The Jabra Stone 2 is a surprising bluetooth unit with a few very good features that are sometimes overshadowed by awkward ones.
Good, functional design
Decent acoustics with noise reduction
Real, hands-free operation with voice-activated "answer" and "decline" functions
Portable charging egg with clothes clip
Good voice quality on the listener's end
Sometimes bizarre design decisions including right-ear-only orientation
Shorter than advertised talk-time
Hollow sounding voices
Ridiculous, illogical battery life claims (ten hours)
Equally ridiculous multimedia device claim
It is easy to call the Jabra Stone 2 "awkward" because it isn't really bad; in fact, some of its features are real, unique innovations which, with slightly better implementation or with less grandiose claims would be considered great in another device. With the battery life as one important exception, the stone 2 does what the manufacturer claims it does and if you wish for anything at all, you wish that it did it only slightly better.
Out of it's oval plastic box, the Stone 2 is a sleek package, shaped like a flattened, black egg that functions as a charging station and it is here that the innovation begins: putting the headset into the charging station turns it off; taking it out again turns it on and, once you've paired the headset with your phone, creates a bluetooth connection quickly and dependably.
Another fine innovation in the Stone 2 is its digital signal processing features. The Stone 2 borrows a page from other manufacturer's playbooks and uses a voice for important announcements such as the headset's battery level and reading off the phone number when a call is received. The Stone 2 allows the user to take, or reject calls by saying "accept" or "decline" after the voice has read the last digit of the number (saying them before then seems to drop the call directly to voicemail). This is a great feature for people who simply *must* talk on the phone while driving; it allows them to keep both hands on the wheel.

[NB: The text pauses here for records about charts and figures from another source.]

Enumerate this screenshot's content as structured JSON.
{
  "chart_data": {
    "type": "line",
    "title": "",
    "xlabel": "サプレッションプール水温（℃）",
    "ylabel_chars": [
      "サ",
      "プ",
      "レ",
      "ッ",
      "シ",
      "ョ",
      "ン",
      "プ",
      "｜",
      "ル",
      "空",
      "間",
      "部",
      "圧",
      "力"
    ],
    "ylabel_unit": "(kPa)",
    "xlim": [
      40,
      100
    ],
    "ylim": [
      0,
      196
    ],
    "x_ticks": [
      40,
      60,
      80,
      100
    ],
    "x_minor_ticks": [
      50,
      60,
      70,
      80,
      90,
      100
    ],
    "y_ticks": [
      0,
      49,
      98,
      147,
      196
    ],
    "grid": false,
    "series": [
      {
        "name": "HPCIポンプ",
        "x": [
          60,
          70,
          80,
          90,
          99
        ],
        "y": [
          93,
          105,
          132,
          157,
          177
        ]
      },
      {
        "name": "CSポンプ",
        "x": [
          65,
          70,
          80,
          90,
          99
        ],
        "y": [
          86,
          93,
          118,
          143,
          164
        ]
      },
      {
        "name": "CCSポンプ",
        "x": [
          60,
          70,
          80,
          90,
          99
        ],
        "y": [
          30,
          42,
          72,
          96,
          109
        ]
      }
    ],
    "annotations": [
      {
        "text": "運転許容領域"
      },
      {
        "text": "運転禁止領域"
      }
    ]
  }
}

The Stone 2's voice feature ignores one aspect of contemporary culture: in a world full of cell phones that store libraries of phone numbers, fewer people memorize phone numbers as they once did, and having a string of numbers read to a user might not tell him or her anything useful.
Those are all very praiseworthy design features but once you go past them, things get rocky.
Used in a quiet environment, the Jabra Stone 2 is a stellar performer. Listeners report great sound, while the user hears the voice on the other end as somewhat hollow, but certainly clear and recognizable. In noisier, or windier environments, conversations rapidly become exchanges of "huh?" and "What?" despite Jabra's claim of effective noise-cancellation.
One definitely edgy aspect of the Stone 2's design is the decision to use an asymmetrical, right-ear-only design. The Stone 2 is certainly stylish and well-fitting in the ear (better than the great majority of bluetooth units I've ever owned or tested including Blue Ant and the (early) Aliph Jawbone), however, no matter how good the fit, the design begs the question, `what about people with reduced or absent hearing in their right ears?" Jabra's obvious answer appears to be, `use something else.'
Things become well and truly strange when you come to the Stone 2's battery life. Jabra Claims that the Stone 2 unit alone has a two-hour battery life and that it will run for up to ten hours with the charging cradle. The second of these claims lacks even a toehold in reality.
The Stone 2 unit I have for review doesn't like long phone calls. It has never lasted for more than ninety minutes before the voice started announcing "low battery" and the claim that the Stone 2 with the charging cradle operates for up to ten hours is based on a logical dodge: if the user makes phone calls that drain the battery, and puts it back in the charging cradle until it is fully charged, repeating the process until all the combined power of the charger and headset is exhausted, the total time the headset was functional might tally up to ten hours, but it will be ten hours broken up by charging cycles when the unit will be either useless, or only partially charged.
By this reasoning, Jabra might as well say that the Unit has twenty-hours of talk time because you'll use much of those twenty hours to get the full ten hours of charge, talk and charge again cycles out of it. This is either logically bizarre or a deception depending on your way of looking at things.
Almost equally odd is Jabra's claiming that the Stone 2 is a multimedia device. Yes, it will certainly play an audiobook stored on your phone, but it has only a volume control and an end-call switch on the body of the device, and single-ear sound with a strongly limited dynamic range stopped being the norm for listening to media with the introduction of the Sony Walkman a long, long time ago.
At the end of the day, the Jabra Stone 2 is not a bad headset; it is a good one.
Used in a quiet environment with still air for a series of short phone calls, it is better than a lot of what you find out there. The charging cradle with its clothes-clip, is a cool innovation. The sleek unit fits well in any pocket and gets the job done with style and aplomb, but some things about it make you wish that Jabra would fire the copywriters who allowed them to make the ten-hour claim and hire engineers whose vocabularies included the words, "bigger battery."